4. A catalytic reaction system according the claim 1 comprising a plurality of catalyst stages stacked in the catalyst reaction zone.

5. A catalytic reaction system according the claim 1 comprising a plurality of exhaust parameters adjustment loops in the output system.

6. A catalytic reaction system according the claim 1 comprising a plurality of controllers for local adjustment loops interconnected to an assembly process controller.

7. A catalytic reaction system according the claim 1 comprising a plurality of temperature adjustment devices based on heat flow control.

8. A catalytic reaction system according to claim 1 comprising at least a control system to provide the right thermodynamic parameters to the catalyst in agreement with the reaction optimum by using a plurality of sensors, heat exchangers, fans and pumps.

9. A control system according to claim 7 based on predictive parameter adjustment made of a distributed micro-calculation units connected to sets of transducers and actuators.

10. A startup procedure based on zonal gradual entry in operation by using a combination of electric and alternate fuels heating and flow control.

11. A catalytic reaction device as recited in claim 1 comprising accumulators of electric and chemical power for self-sustainable operation.

12. A catalytic reaction system according the claim 1 being used to completely oxidize polluted air components to clean it.

13. A gas cleaning catalytic device as recited in claim 12 using a plurality of filters and heat exchangers to condition the exhaust gas.

14. A catalytic reaction system according the claim 1 used for protective suits.

15. A catalytic reaction system according the claim 1 comprising a plurality of heating modules for heating applications.

16. A catalytic reaction system according claim 1 comprising a plurality of catalytic layers and loop processes to cleanup the tail gas or smelter gas, by passing the through sequence of passive and active catalysts.

17. A catalytic reaction system according the claim 1 used in combination with air spreaders to produce a warm conditioned air cushion.

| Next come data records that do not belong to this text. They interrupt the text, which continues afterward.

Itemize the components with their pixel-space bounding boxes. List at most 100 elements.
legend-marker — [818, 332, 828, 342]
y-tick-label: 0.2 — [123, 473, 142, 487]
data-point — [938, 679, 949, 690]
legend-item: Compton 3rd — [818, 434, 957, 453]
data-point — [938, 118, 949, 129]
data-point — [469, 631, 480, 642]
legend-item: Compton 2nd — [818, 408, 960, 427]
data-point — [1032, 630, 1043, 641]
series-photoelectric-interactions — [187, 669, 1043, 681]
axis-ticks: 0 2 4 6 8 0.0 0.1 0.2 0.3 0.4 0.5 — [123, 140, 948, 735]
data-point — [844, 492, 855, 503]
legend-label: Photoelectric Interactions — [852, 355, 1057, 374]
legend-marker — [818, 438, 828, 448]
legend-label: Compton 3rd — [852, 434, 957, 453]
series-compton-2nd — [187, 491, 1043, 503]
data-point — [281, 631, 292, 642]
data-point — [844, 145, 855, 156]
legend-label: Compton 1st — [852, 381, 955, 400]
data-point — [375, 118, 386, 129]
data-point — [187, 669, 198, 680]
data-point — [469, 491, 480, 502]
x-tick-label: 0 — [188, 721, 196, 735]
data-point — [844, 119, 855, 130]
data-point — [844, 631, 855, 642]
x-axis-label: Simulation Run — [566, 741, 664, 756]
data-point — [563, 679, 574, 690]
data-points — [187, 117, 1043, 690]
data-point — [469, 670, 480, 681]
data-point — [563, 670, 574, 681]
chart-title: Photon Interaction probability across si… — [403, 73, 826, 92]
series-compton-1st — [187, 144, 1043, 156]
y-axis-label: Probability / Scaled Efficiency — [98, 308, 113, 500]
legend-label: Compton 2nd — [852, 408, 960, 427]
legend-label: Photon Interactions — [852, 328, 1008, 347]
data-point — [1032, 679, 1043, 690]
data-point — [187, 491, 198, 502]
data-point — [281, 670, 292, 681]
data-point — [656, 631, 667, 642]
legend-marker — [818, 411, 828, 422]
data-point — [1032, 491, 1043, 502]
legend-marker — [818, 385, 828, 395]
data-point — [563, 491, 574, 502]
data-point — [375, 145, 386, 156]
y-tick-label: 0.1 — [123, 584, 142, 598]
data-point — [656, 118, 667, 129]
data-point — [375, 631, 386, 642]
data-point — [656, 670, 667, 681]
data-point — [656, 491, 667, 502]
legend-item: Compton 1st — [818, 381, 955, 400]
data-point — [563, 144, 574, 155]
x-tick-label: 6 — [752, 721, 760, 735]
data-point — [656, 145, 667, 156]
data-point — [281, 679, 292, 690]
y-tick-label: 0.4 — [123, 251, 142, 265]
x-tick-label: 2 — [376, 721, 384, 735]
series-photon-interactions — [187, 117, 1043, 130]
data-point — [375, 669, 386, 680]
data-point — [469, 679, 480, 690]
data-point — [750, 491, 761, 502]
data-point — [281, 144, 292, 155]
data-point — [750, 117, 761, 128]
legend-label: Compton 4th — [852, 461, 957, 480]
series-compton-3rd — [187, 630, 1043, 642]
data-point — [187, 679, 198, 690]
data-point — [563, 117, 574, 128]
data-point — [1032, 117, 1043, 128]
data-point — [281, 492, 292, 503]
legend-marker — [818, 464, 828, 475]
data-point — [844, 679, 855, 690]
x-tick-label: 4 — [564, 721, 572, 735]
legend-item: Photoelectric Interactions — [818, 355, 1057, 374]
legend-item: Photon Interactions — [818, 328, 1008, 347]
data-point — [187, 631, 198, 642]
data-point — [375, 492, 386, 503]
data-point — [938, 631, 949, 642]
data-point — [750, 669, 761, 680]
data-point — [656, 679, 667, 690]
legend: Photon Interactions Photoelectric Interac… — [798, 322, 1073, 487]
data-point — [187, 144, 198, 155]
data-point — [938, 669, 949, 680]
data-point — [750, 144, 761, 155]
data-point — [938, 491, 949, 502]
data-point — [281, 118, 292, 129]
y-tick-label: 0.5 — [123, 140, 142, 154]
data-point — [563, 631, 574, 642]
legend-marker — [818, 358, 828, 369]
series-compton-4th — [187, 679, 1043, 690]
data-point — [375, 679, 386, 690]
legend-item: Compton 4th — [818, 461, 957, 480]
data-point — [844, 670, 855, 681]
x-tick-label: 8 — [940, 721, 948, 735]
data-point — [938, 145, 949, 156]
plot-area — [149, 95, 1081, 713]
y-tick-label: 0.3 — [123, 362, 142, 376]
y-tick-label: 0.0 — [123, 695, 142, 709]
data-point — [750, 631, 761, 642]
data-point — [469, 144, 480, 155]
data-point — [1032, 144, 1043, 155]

18. A catalytic reaction device according claim 1 using a plurality of reactants and catalysts used to remove the combustible toxic fraction in contaminated atmospheres.

19. A protective suit according the claim 14 comprising a plurality of temperature gas adjustment tiles embedded in the suit.

20. A catalytic reaction device, according claim 1 used as multi fuel emergency equipment delivering, heat, electricity, clean conditioned air and hot/cold source.